Che cosa perde la F1, che cosa perde lo sport, che cosa perdono i tifosi italiani, che cosa perdono i ferraristi? Nico Rosberg è la summa di quello che dovrebbe essere un pilota. Egoista e generoso. Schietto e misterioso, coraggioso e romantico. E poi è quasi uno di noi. «Io mi sento molto italiano», dice, «tutti i miei amici sono italiani» ripete, «voi non avete idea di quanto italiana sia stata la mia festa ad Abu Dhabi, erano venuti giù tutti i miei compagni di Milano e Monte Carlo e dei tempi del go kart... Gli avevo detto guai gente, non fatevi vedere, sono troppo preso e invece erano tutti al Gp per me».
Parole in italiano, ricordi in italiano, ma più di tutto fatti. Nico non si riempie la bocca con tanti bla bla. Mondiale vinto, giro del mondo per promuovere la Mercedes, voli su voli, l'annuncio del ritiro choc, poi aereo per Bologna, nebbia, dice al comandante del suo jet di cambiare scalo, punta su Firenze, auto, Appennino, veloce e di corsa come ad Abu Dhabi. Tutto pur di ritirare il premio, qui a Bologna, il Casco d'oro di campione del mondo della rivista Autosprint. «Proprio come papà, tanti anni fa». E un aneddoto rende a meraviglia che persona sia questo trentunenne figlio del mondo. Da una vita questo prestigioso premio veniva snobbato dai campioni del mondo dei team stranieri, l'ultimo a ritirarlo era stato Kimi Raikkonen, nel 2007, iridato sulla Ferrari. «Però io lo volevo questo premio, anche perché era da 34 anni che lo notavo sulla scrivania di mio papà Keke, per cui...»
La F1, lo sport, i tifosi italiani, la Ferrari, tutti perdono qualcosa con il suo addio delle corse. La Rossa in primis perché, statene certi, il Cavallino, con i suoi tempi, stava galoppando verso Rosberg. Tutti perdono. Vince solo lui. «Mi emoziona sapere che ci sono famiglie, padri, madri che in questi giorni mi hanno indicato ad esempio per la scelta fatta di lasciare dopo aver raggiunto il mio sogno», ammette quasi imbarazzato.

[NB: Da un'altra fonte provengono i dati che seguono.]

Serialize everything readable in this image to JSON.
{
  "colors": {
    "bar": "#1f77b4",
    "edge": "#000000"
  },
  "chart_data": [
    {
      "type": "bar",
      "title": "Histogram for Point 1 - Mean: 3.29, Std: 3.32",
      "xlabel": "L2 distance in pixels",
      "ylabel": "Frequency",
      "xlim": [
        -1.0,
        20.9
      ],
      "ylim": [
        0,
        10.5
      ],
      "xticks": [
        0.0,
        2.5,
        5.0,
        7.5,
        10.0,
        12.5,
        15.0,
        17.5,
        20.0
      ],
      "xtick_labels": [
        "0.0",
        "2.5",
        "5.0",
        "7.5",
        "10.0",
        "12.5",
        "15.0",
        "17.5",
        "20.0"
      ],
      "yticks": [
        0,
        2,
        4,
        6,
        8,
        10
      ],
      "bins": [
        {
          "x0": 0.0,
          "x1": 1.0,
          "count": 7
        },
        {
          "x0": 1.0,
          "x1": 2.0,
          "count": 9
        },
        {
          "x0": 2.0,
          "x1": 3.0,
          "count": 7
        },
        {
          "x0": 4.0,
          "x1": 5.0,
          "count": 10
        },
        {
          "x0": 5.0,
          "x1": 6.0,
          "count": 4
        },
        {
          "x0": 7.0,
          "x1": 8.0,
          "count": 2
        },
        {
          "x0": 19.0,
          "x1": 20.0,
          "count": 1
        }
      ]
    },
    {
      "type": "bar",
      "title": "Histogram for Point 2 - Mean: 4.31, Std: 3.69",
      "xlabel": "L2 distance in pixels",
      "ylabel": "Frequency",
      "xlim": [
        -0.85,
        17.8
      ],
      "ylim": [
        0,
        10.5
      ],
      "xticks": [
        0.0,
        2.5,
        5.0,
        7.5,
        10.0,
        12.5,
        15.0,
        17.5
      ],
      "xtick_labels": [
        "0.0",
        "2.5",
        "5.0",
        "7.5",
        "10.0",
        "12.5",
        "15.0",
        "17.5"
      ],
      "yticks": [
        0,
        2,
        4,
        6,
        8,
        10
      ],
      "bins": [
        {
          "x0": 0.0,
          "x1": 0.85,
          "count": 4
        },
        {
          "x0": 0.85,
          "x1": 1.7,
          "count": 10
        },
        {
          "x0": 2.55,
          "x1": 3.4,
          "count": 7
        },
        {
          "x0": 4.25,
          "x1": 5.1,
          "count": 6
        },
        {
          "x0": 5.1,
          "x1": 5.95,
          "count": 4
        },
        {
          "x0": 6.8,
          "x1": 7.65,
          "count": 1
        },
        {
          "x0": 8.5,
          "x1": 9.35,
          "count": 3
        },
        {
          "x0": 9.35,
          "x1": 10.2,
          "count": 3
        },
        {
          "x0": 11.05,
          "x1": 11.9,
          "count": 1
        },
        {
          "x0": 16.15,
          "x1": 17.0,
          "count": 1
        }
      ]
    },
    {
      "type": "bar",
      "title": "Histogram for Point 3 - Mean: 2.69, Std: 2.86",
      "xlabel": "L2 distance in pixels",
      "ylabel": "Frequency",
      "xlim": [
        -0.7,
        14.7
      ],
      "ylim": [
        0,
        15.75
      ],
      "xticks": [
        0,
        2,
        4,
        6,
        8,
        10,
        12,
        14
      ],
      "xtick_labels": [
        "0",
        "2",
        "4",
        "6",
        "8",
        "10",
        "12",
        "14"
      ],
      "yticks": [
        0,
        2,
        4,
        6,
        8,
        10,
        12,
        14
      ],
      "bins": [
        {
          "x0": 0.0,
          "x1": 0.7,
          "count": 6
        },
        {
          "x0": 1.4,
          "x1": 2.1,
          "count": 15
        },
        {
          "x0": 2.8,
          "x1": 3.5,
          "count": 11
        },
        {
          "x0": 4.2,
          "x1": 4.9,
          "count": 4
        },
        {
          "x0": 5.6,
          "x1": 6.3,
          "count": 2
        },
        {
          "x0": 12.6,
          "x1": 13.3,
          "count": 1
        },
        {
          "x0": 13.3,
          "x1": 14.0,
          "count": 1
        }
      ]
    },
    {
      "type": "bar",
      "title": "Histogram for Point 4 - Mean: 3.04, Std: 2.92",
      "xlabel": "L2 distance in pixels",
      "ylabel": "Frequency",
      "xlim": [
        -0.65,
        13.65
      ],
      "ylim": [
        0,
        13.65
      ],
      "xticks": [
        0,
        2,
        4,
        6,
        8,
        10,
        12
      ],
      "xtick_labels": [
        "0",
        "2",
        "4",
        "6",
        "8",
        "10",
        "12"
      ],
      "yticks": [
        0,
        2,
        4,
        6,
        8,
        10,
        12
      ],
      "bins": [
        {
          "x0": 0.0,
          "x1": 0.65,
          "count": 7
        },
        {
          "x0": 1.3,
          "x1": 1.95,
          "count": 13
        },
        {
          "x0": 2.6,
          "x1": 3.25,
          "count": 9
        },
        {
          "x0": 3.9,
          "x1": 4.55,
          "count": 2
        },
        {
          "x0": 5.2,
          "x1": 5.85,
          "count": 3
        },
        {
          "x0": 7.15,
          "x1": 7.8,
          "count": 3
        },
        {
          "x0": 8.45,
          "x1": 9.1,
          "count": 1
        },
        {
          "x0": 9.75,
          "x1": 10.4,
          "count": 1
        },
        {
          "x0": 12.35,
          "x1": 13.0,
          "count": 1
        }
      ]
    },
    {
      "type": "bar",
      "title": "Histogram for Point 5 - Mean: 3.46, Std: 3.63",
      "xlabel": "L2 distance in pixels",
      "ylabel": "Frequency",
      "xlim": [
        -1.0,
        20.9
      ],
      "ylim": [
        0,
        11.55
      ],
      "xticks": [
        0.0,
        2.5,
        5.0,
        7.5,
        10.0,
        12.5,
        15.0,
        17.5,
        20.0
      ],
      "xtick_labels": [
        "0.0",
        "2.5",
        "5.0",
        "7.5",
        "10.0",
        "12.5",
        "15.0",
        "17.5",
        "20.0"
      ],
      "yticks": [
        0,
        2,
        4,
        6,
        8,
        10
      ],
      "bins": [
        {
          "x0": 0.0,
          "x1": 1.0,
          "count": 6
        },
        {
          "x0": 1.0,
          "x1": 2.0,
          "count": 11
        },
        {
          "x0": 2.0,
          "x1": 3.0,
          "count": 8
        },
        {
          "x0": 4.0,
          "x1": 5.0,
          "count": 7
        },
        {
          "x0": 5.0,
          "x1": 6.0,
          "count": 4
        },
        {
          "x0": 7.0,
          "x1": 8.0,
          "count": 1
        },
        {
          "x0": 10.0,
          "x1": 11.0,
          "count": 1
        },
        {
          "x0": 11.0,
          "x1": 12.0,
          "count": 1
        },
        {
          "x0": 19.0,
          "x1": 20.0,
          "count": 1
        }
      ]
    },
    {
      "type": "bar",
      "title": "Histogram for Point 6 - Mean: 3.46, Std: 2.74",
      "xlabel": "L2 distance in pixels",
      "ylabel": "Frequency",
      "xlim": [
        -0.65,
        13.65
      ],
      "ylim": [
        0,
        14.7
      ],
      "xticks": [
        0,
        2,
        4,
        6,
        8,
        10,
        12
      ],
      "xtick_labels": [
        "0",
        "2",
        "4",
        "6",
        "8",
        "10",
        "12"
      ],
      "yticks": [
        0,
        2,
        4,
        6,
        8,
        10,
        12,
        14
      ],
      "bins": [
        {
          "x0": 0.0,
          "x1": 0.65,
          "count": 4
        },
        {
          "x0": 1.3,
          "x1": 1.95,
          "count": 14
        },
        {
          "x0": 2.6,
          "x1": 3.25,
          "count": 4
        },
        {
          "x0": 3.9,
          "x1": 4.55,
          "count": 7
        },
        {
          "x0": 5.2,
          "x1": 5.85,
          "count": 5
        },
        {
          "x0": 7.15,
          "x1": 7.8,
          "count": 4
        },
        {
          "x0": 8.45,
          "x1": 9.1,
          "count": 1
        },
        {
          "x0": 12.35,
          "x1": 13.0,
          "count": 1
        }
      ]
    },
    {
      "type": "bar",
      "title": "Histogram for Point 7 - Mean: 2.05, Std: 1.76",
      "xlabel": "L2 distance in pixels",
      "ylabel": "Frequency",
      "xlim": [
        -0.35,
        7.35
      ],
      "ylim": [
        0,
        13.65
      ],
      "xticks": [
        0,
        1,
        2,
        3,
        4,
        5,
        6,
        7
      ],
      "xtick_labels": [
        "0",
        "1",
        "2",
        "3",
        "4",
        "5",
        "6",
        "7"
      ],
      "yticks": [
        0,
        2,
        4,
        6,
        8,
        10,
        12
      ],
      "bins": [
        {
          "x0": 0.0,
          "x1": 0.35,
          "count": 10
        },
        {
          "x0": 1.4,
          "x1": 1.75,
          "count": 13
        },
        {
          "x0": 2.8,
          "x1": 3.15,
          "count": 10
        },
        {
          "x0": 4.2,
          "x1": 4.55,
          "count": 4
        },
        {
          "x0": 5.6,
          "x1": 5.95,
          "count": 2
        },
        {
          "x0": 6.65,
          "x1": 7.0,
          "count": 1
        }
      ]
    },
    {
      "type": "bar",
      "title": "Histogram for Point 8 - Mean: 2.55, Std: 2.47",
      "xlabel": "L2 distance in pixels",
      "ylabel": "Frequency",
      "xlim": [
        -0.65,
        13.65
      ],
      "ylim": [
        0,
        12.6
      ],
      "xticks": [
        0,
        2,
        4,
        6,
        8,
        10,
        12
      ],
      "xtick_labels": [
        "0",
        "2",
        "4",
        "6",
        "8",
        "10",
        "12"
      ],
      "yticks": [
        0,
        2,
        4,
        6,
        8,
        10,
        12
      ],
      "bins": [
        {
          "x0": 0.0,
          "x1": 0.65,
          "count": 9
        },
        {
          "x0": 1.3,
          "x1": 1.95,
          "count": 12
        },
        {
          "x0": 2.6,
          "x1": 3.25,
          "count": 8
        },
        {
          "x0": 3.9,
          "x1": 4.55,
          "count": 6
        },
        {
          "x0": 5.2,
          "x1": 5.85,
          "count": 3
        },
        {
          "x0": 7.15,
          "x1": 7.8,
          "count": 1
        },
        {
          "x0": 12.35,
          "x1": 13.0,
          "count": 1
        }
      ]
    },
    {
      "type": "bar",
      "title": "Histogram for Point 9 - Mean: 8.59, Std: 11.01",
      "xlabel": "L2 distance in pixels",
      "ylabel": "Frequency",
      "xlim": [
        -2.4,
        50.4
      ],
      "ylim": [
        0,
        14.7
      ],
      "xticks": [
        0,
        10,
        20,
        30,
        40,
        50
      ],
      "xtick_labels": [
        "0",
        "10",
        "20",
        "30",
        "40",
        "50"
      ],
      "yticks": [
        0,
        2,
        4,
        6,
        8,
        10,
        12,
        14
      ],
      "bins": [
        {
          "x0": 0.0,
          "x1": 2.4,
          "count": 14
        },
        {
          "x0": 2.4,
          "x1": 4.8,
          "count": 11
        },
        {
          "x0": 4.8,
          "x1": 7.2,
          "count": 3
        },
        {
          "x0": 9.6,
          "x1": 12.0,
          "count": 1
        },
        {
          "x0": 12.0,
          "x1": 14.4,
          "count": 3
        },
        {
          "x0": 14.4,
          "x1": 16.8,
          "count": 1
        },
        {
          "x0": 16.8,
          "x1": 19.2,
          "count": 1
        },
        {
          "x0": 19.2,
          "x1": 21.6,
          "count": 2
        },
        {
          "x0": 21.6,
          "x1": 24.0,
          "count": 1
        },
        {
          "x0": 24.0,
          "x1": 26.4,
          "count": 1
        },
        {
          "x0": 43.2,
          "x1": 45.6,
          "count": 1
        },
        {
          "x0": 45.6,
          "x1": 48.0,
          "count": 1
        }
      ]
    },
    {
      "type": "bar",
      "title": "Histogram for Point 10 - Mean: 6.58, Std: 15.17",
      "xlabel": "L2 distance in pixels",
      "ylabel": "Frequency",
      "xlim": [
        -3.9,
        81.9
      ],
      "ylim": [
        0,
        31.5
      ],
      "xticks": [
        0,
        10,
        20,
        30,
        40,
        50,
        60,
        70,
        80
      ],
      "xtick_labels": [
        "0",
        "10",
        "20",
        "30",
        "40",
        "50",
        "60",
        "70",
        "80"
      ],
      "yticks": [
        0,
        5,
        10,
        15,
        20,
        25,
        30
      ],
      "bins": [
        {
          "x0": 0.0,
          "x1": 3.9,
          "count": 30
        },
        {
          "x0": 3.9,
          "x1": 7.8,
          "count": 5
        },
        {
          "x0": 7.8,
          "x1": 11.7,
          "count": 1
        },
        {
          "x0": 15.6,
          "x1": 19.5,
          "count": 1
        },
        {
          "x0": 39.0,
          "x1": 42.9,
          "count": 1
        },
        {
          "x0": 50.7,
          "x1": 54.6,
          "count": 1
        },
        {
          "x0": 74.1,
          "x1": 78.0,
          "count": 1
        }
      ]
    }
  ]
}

Nessun ripensamento, nessun rimpianto, solo serenità. «Adesso penso solo a partire per le vacanze, a ridare un marito a mia moglie e un padre a mia figlia. Per il resto mi tengo stretti i biglietti che ho in tasca, direzione Caraibi, e sapete una cosa? Non ho preso i voli di ritorno». Il sorriso lo abbandona solo quando gli tocca ricordare i momenti cruciali della gara di Abu Dhabi, il trenino, Hamilton a far da tappo. Dice: «Non avete idea del livello di tensione che c'era, è stato terribile, guidavo sapendo che al minimo errore sarebbe stato tutto perduto... poi mi sono ritrovato il caro Max (Verstappen) lì davanti, sempre imprevedibile, sempre difficile da superare, e via, ce l'ho fatta, però che rischi. E poi e ancora e soprattutto, proprio quando pensavo ok adesso mi metto qui tranquillo e faccio gli ultimi giri buonino buonino dietro Lewis, ecco che il mio caro compagno di team si mette a rallentare».
Torna a sorridere. «Ma ce l'ho fatta. Il sogno era lì, e l'ho afferrato. E sono fiero di me. Perché, credetemi, nel 2014 avevo perso il mondiale dopo essere stato in vetta a lungo, nel 2015 una stagione difficile, e riuscire a rimettersi in sesto dopo batoste del genere è davvero dura... Chi mi ha aiutato? Quest'anno mi sono affidato a un mental coach ed è stato fondamentale».
E adesso? «No, no, correre in altre categorie per ora no. Adesso sfogherò la mia voglia di adrenalina in famiglia, certo, troverò altre sfide, sto già pensando a molte cose. Ed è qui che spiazza di nuovo tutti e un po' li fa reinnamorare tutti. L'uomo che sogna dice col candore del vicino simpatico di casa: «ho aperto una gelateria a Ibiza....», ride... «però non è che mi metto lì a vendere gelati. Ma ce l'ho, è mia...
Quanto al toto sostituto in Mercedes (il boss Wolff ha ammesso che sta provando con Alonso, ndr), beh, mi piacerebbe fosse uno fortissimo, così da rendere dura la vita al mio amico Lewis» Amico? «Lo eravamo, lo torneremo. Non puoi essere amico quando lotti a trecento all'ora».